2006-11-19

Aaaaaaaaaaaahh...

9:23PM: the house is quiet. Bedtime is done, living room is tidied up, dishes are washed. This is a good thing. Reflecting on this day and yesterday, I definitely had moments of insanity. There were moments where I was really wound up, and there were more than enough times where I raised my voice or yelled. Too many times.

Dr. Phil talks about finding your kids' currency. That is, you need to find the things that they really care about, so that if they misbehave, and those things are withheld, they matter to them. If you don't know what it is, they you really have very little you can motivate your children with towards good behaviour. I often wonder with J whether the things I thought had currency with her, now seemingly don't. The one thing she does still treasure is stories. If around bedtime she isn't getting ready and dragging her feet, or misbehaving, losing the story is what gets her motivated right away. Last night T went to sleep early, because she had only a 30 minute nap. So I brought J up after saying goodbye to Dennis (thanks Dennis!!) and gave J her bath, and after we got dressed, wouldn't you know it, she goes running down the hall, and crashes into their bedroom. Luckily I caught the door before it made a big bang. I grabbed J, hauled her out of there, and I said in my anger and frustration... "You just lost your story, little lady!"

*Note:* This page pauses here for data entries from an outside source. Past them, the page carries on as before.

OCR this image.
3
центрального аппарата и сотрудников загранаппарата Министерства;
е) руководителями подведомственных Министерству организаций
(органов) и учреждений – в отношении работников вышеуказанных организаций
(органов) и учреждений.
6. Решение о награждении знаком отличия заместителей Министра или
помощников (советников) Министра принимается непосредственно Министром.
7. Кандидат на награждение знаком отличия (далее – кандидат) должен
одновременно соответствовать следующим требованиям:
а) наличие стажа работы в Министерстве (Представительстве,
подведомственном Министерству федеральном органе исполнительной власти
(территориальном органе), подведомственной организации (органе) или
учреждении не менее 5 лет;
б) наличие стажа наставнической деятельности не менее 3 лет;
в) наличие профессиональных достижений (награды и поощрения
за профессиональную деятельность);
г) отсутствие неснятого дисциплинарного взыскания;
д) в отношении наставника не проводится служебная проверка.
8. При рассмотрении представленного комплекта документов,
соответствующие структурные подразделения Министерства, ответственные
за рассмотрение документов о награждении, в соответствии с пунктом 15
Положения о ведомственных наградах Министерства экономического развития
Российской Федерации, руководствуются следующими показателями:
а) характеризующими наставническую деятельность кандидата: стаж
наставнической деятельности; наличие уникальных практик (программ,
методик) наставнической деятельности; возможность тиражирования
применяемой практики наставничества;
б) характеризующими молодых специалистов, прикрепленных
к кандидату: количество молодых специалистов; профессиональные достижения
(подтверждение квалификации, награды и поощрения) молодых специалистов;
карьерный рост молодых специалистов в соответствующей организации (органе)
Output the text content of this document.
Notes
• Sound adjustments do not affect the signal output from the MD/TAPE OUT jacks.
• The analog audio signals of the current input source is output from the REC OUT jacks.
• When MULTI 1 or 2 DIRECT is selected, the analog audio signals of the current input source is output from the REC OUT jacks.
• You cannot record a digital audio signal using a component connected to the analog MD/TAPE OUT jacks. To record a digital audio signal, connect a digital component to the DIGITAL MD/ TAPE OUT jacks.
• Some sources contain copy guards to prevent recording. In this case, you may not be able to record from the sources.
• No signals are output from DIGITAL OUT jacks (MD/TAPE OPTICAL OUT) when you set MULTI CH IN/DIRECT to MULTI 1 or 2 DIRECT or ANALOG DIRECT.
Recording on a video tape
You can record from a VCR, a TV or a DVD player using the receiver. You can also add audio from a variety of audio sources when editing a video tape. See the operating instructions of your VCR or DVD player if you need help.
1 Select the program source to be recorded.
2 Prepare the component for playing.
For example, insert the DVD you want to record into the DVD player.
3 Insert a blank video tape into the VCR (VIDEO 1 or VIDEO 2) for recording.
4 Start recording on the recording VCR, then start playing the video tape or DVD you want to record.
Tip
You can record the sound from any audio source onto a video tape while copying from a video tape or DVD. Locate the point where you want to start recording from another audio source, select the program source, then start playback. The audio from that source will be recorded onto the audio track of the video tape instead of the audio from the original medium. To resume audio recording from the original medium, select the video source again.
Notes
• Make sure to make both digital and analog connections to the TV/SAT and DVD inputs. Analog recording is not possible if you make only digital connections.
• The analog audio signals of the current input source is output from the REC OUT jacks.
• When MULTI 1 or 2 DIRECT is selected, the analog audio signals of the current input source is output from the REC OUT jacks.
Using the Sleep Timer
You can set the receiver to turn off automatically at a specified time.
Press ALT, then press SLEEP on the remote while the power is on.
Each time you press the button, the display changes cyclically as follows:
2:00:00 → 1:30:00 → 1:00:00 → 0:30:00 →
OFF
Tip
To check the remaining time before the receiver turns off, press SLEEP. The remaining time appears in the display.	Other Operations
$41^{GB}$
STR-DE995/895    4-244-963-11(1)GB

Now, I don't think I've ever said "little lady" before in my whole life. Who says "little lady"? Nobody talks like that. It was the strangest thing that came out of my mouth all weekend. J of course bursts into tears. I sat her down on our bed, and she's crying, and she says, "Why did you use that voice? I'm sorry... do you still love me?" And I grabbed her and gave her the biggest hug I could, and said "Yes I love you. I aways love you." We talked more about what made me so upset, and gave her a second chance to get her story back if she could show me good behaviour. So it was ok in the end. I wonder if the most important part wasn't the discipline, but the "I love you." It usually is.

2 comments:

soygreentlatte said...

There were tears in my eyes when I read this - thanks so much for sharing.

Parenting is tough and I'm so happy that I can experience some of your learnings through your posts.

Seems like both of you learned a lot about respecting each other and how to communicate effectively. Sounds a lot like our premarital classes :)

Duncan and Jen said...

what's that song? stubborn love? i guess that's what kids (of any age) really need.